The advantage of gold is even stronger if you consider the corrosion resistance which excludes some other interesting materials as memory alloys. Stainless is more sensitive than gold to acids and titanium is slightly worse than gold to bases and acids. I would rank the material selection criteria for flex nibs in terms of importance (high first) in the following way:

1. Weldability of tip alloy
2. Corrosion resistance to inks
3. Low Modulus
4. Ease of manufacturing
5. Fatigue resistance
6. Strength

Therefore gold is better than steel for flex nibs because of the low modulus (stiffness), reasonable strength/fatigue, excellent corrosion resistance and good formability.

There are two other facts that also lead to confusion in the discussions on the best material for flex nibs:

1.     A single material can have a range of properties depending on processing (rolling + heat treatment). In simple words we can change the properties of the metal by rolling the sheet before stamping the nibs or by heating the nibs to a high temperature than induces changes in the internal structure of the alloy.

2.     Generic materials designations are not enough to specify the material. For example, when we say 14K this includes a very large range of materials.  The karat designation only specifies the gold contain.  The other elements in the alloy (e.g., silver, copper etc.) can affect the properties and may result in large variation of properties. 

We say that in general 14K is better that 18K for flex nibs because we can make 14K gold alloys that have lower elastic modulus and higher strength than the 18K alloys.   This is shown in the table below that compares some of the common nib materials.

TECHNICAL DETAILS

	MODULUS (GPa)	STRENGTH (MPa)	FATIGUE LIMIT (MPa)	CORROSION TO WATER/ACIDS/BASES	FORMABILITY
Gold 14K	80-90	200-500*	150-450*	Very good/Very Good/Very Good	Good
Gold 18K	90-100	150-400*	120-350*	Very good/Very Good/Very Good	Good
Stainless 302SS	200	750-900	440-750*	Very good/Good/Very Good	Difficult
Ti-6Al-4V	110	450-750	610-650*	Very good/Good/Good	Difficult

*The wide range of properties indicates variation in composition and processing.

Remember we want

• low elastic modulus
• high strength/fatigue limit
• good corrosion
• good formability

It is interesting to note in the table above that it is possible to get a 14K alloy which is totally inappropriate for flex nibs if its properties (strength and fatigue resistance) correspond to the low end of the range.

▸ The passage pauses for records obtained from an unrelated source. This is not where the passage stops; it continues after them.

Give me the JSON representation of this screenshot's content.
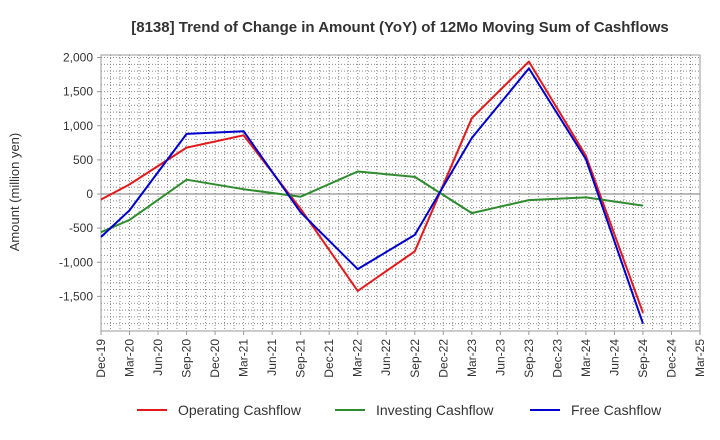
{
  "chart_data": {
    "type": "line",
    "title": "[8138]  Trend of Change in Amount (YoY) of 12Mo Moving Sum of Cashflows",
    "xlabel": "",
    "ylabel": "Amount (million yen)",
    "ylim": [
      -2000,
      2000
    ],
    "yticks": [
      {
        "value": 2000,
        "label": "2,000"
      },
      {
        "value": 1500,
        "label": "1,500"
      },
      {
        "value": 1000,
        "label": "1,000"
      },
      {
        "value": 500,
        "label": "500"
      },
      {
        "value": 0,
        "label": "0"
      },
      {
        "value": -500,
        "label": "-500"
      },
      {
        "value": -1000,
        "label": "-1,000"
      },
      {
        "value": -1500,
        "label": "-1,500"
      }
    ],
    "categories": [
      "Dec-19",
      "Mar-20",
      "Jun-20",
      "Sep-20",
      "Dec-20",
      "Mar-21",
      "Jun-21",
      "Sep-21",
      "Dec-21",
      "Mar-22",
      "Jun-22",
      "Sep-22",
      "Dec-22",
      "Mar-23",
      "Jun-23",
      "Sep-23",
      "Dec-23",
      "Mar-24",
      "Jun-24",
      "Sep-24",
      "Dec-24",
      "Mar-25"
    ],
    "series": [
      {
        "name": "Operating Cashflow",
        "color": "#e31a1c",
        "values": [
          -80,
          140,
          null,
          680,
          null,
          860,
          null,
          -220,
          null,
          -1420,
          null,
          -840,
          null,
          1110,
          null,
          1940,
          null,
          560,
          null,
          -1740,
          null,
          null
        ]
      },
      {
        "name": "Investing Cashflow",
        "color": "#2e8b2e",
        "values": [
          -560,
          -380,
          null,
          210,
          null,
          70,
          null,
          -40,
          null,
          330,
          null,
          250,
          null,
          -280,
          null,
          -90,
          null,
          -50,
          null,
          -170,
          null,
          null
        ]
      },
      {
        "name": "Free Cashflow",
        "color": "#0000cc",
        "values": [
          -630,
          -240,
          null,
          880,
          null,
          920,
          null,
          -270,
          null,
          -1100,
          null,
          -600,
          null,
          820,
          null,
          1840,
          null,
          510,
          null,
          -1900,
          null,
          null
        ]
      }
    ],
    "grid": true,
    "legend_position": "bottom"
  }
}
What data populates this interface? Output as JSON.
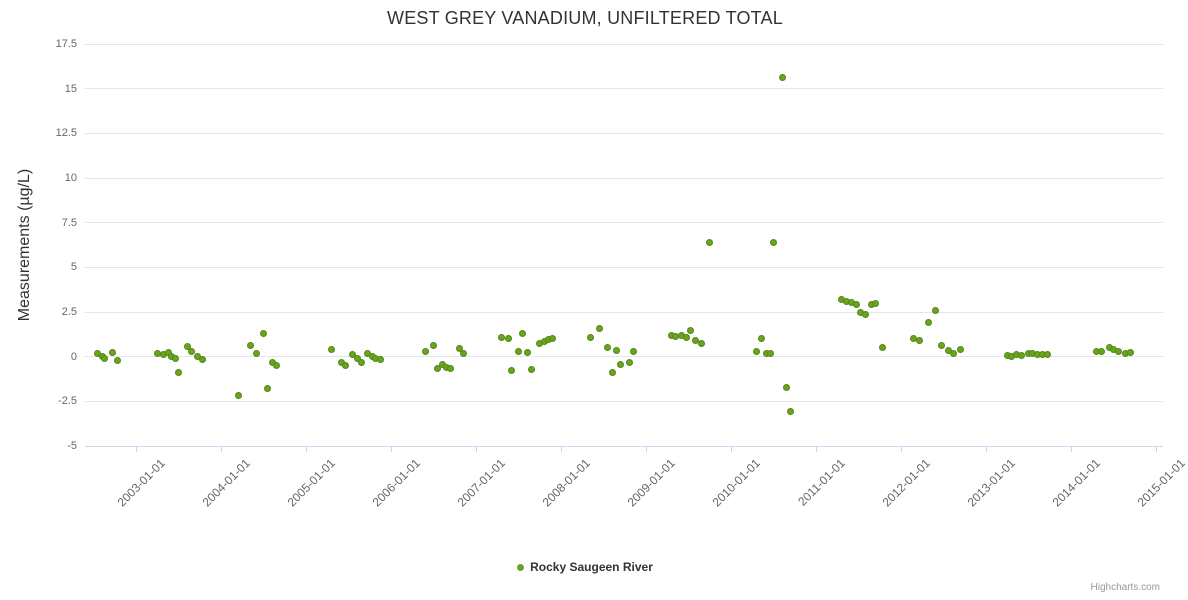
{
  "chart_data": {
    "type": "scatter",
    "title": "WEST GREY VANADIUM, UNFILTERED TOTAL",
    "xlabel": "",
    "ylabel": "Measurements (µg/L)",
    "ylim": [
      -5,
      17.5
    ],
    "y_ticks": [
      17.5,
      15,
      12.5,
      10,
      7.5,
      5,
      2.5,
      0,
      -2.5,
      -5
    ],
    "grid": true,
    "legend_position": "bottom",
    "x_axis": {
      "tick_labels": [
        "2003-01-01",
        "2004-01-01",
        "2005-01-01",
        "2006-01-01",
        "2007-01-01",
        "2008-01-01",
        "2009-01-01",
        "2010-01-01",
        "2011-01-01",
        "2012-01-01",
        "2013-01-01",
        "2014-01-01",
        "2015-01-01"
      ],
      "tick_years": [
        2003,
        2004,
        2005,
        2006,
        2007,
        2008,
        2009,
        2010,
        2011,
        2012,
        2013,
        2014,
        2015
      ],
      "min_year": 2002.4,
      "max_year": 2015.08
    },
    "series": [
      {
        "name": "Rocky Saugeen River",
        "color": "#68A51E",
        "points": [
          [
            2002.55,
            0.2
          ],
          [
            2002.6,
            0.0
          ],
          [
            2002.63,
            -0.1
          ],
          [
            2002.72,
            0.25
          ],
          [
            2002.78,
            -0.2
          ],
          [
            2003.25,
            0.2
          ],
          [
            2003.32,
            0.1
          ],
          [
            2003.38,
            0.25
          ],
          [
            2003.42,
            0.0
          ],
          [
            2003.46,
            -0.1
          ],
          [
            2003.5,
            -0.9
          ],
          [
            2003.6,
            0.55
          ],
          [
            2003.65,
            0.3
          ],
          [
            2003.72,
            0.0
          ],
          [
            2003.78,
            -0.15
          ],
          [
            2004.2,
            -2.2
          ],
          [
            2004.35,
            0.6
          ],
          [
            2004.42,
            0.15
          ],
          [
            2004.5,
            1.3
          ],
          [
            2004.55,
            -1.8
          ],
          [
            2004.6,
            -0.35
          ],
          [
            2004.65,
            -0.5
          ],
          [
            2005.3,
            0.4
          ],
          [
            2005.42,
            -0.35
          ],
          [
            2005.47,
            -0.5
          ],
          [
            2005.55,
            0.1
          ],
          [
            2005.6,
            -0.1
          ],
          [
            2005.65,
            -0.35
          ],
          [
            2005.72,
            0.2
          ],
          [
            2005.78,
            0.0
          ],
          [
            2005.82,
            -0.1
          ],
          [
            2005.88,
            -0.15
          ],
          [
            2006.4,
            0.3
          ],
          [
            2006.5,
            0.6
          ],
          [
            2006.55,
            -0.65
          ],
          [
            2006.6,
            -0.45
          ],
          [
            2006.65,
            -0.6
          ],
          [
            2006.7,
            -0.65
          ],
          [
            2006.8,
            0.45
          ],
          [
            2006.85,
            0.15
          ],
          [
            2007.3,
            1.1
          ],
          [
            2007.38,
            1.0
          ],
          [
            2007.42,
            -0.8
          ],
          [
            2007.5,
            0.3
          ],
          [
            2007.55,
            1.3
          ],
          [
            2007.6,
            0.25
          ],
          [
            2007.65,
            -0.7
          ],
          [
            2007.75,
            0.75
          ],
          [
            2007.8,
            0.85
          ],
          [
            2007.85,
            0.95
          ],
          [
            2007.9,
            1.0
          ],
          [
            2008.35,
            1.1
          ],
          [
            2008.45,
            1.6
          ],
          [
            2008.55,
            0.5
          ],
          [
            2008.6,
            -0.9
          ],
          [
            2008.65,
            0.35
          ],
          [
            2008.7,
            -0.45
          ],
          [
            2008.8,
            -0.3
          ],
          [
            2008.85,
            0.3
          ],
          [
            2009.3,
            1.2
          ],
          [
            2009.35,
            1.15
          ],
          [
            2009.42,
            1.2
          ],
          [
            2009.48,
            1.1
          ],
          [
            2009.52,
            1.45
          ],
          [
            2009.58,
            0.9
          ],
          [
            2009.65,
            0.75
          ],
          [
            2009.75,
            6.4
          ],
          [
            2010.3,
            0.3
          ],
          [
            2010.36,
            1.0
          ],
          [
            2010.42,
            0.2
          ],
          [
            2010.46,
            0.15
          ],
          [
            2010.5,
            6.4
          ],
          [
            2010.6,
            15.6
          ],
          [
            2010.65,
            -1.7
          ],
          [
            2010.7,
            -3.05
          ],
          [
            2011.3,
            3.2
          ],
          [
            2011.36,
            3.1
          ],
          [
            2011.42,
            3.05
          ],
          [
            2011.48,
            2.9
          ],
          [
            2011.52,
            2.45
          ],
          [
            2011.58,
            2.35
          ],
          [
            2011.65,
            2.9
          ],
          [
            2011.7,
            3.0
          ],
          [
            2011.78,
            0.5
          ],
          [
            2012.15,
            1.0
          ],
          [
            2012.22,
            0.9
          ],
          [
            2012.32,
            1.9
          ],
          [
            2012.4,
            2.6
          ],
          [
            2012.48,
            0.6
          ],
          [
            2012.56,
            0.35
          ],
          [
            2012.62,
            0.15
          ],
          [
            2012.7,
            0.4
          ],
          [
            2013.25,
            0.05
          ],
          [
            2013.3,
            0.0
          ],
          [
            2013.36,
            0.1
          ],
          [
            2013.42,
            0.05
          ],
          [
            2013.5,
            0.2
          ],
          [
            2013.55,
            0.15
          ],
          [
            2013.6,
            0.1
          ],
          [
            2013.66,
            0.1
          ],
          [
            2013.72,
            0.1
          ],
          [
            2014.3,
            0.3
          ],
          [
            2014.36,
            0.3
          ],
          [
            2014.45,
            0.5
          ],
          [
            2014.5,
            0.4
          ],
          [
            2014.56,
            0.3
          ],
          [
            2014.64,
            0.2
          ],
          [
            2014.7,
            0.25
          ]
        ]
      }
    ]
  },
  "legend": {
    "items": [
      {
        "label": "Rocky Saugeen River",
        "color": "#68A51E"
      }
    ]
  },
  "credits": {
    "label": "Highcharts.com"
  }
}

There is a lot of room to optimize the composition and the processing of gold alloys for flex but the cost of R&D with gold and the small market size for flex nibs are not favorable for such a pursue.  I hope to get back to you with a detailed report on the geometry of flex nibs.

Antonios Zavaliangos is Associate Professor in Materials Science and Engineering at Drexel University, Philadelphia, PA 19010

An early version of this article appeared on Pentrace and Zoss in October of 2003.